Баранов замолк, внимательно посмотрел на Лисянского и спросил:
— Вы согласны со мной?
Лисянский с уважением смотрел на Баранова. Этот бывший приказчик купца Шелехова, человек с северным крестьянским говорком, был прирожденным государственным деятелем, какого не сыщешь в Петербурге при дворе императора Александра.
— Согласен совершенно, — ответил Лисянский.
— Ну, за дело! — сказал Баранов.
Война и мир
За дело пора было приниматься хотя бы потому, что ситкинцы первыми начали боевые действия. Они подстерегали в лесу индейцев, сопровождавших Баранова, и, если тех было немного, нападали на них. Они обстреливали из-за кустов байдары, проходившие мимо берега, и убивали сидевших в них кадьякцев. Ежедневно возникало по нескольку стычек. Сами по себе эти стычки большого значения не имели. Это была со стороны ситкинцев только проба сил, только подготовка. Они, несомненно, готовились к большому нападению.

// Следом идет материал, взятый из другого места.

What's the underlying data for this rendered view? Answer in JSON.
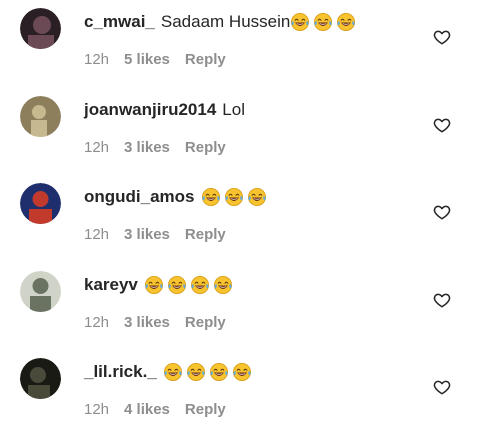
{
  "comments": [
    {
      "username": "c_mwai_",
      "text": "Sadaam Hussein",
      "laugh_emojis": 3,
      "time": "12h",
      "likes": "5 likes",
      "reply": "Reply",
      "avatar_colors": [
        "#2a1f24",
        "#6b4a55"
      ]
    },
    {
      "username": "joanwanjiru2014",
      "text": "Lol",
      "laugh_emojis": 0,
      "time": "12h",
      "likes": "3 likes",
      "reply": "Reply",
      "avatar_colors": [
        "#8d7f5c",
        "#c7b98f"
      ]
    },
    {
      "username": "ongudi_amos",
      "text": "",
      "laugh_emojis": 3,
      "time": "12h",
      "likes": "3 likes",
      "reply": "Reply",
      "avatar_colors": [
        "#1f2f6e",
        "#c23a2b"
      ]
    },
    {
      "username": "kareyv",
      "text": "",
      "laugh_emojis": 4,
      "time": "12h",
      "likes": "3 likes",
      "reply": "Reply",
      "avatar_colors": [
        "#cfd3c8",
        "#6a7262"
      ]
    },
    {
      "username": "_lil.rick._",
      "text": "",
      "laugh_emojis": 4,
      "time": "12h",
      "likes": "4 likes",
      "reply": "Reply",
      "avatar_colors": [
        "#1a1a14",
        "#4a4a3a"
      ]
    }
  ],
  "icons": {
    "like": "heart-outline-icon",
    "emoji": "face-with-tears-of-joy-icon"
  },
  "colors": {
    "text": "#262626",
    "meta": "#8e8e8e",
    "emoji_face": "#f7c32e",
    "emoji_tear": "#5aa9e6"
  }
}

— Ну нет, — сказал Баранов Лисянскому, — мы их нападения ждать не будем. Мы нападем первыми!
От захваченных в лесу пленных было известно, что армия ситкинцев состоит из восьмисот мужчин, подчиненных разным тайонам. Большинство воинов вооружены ружьями, остальные — луками и копьями. Есть у них и несколько пушек. В сущности, по числу людей и по количеству вооружения силы обеих сторон были почти равными.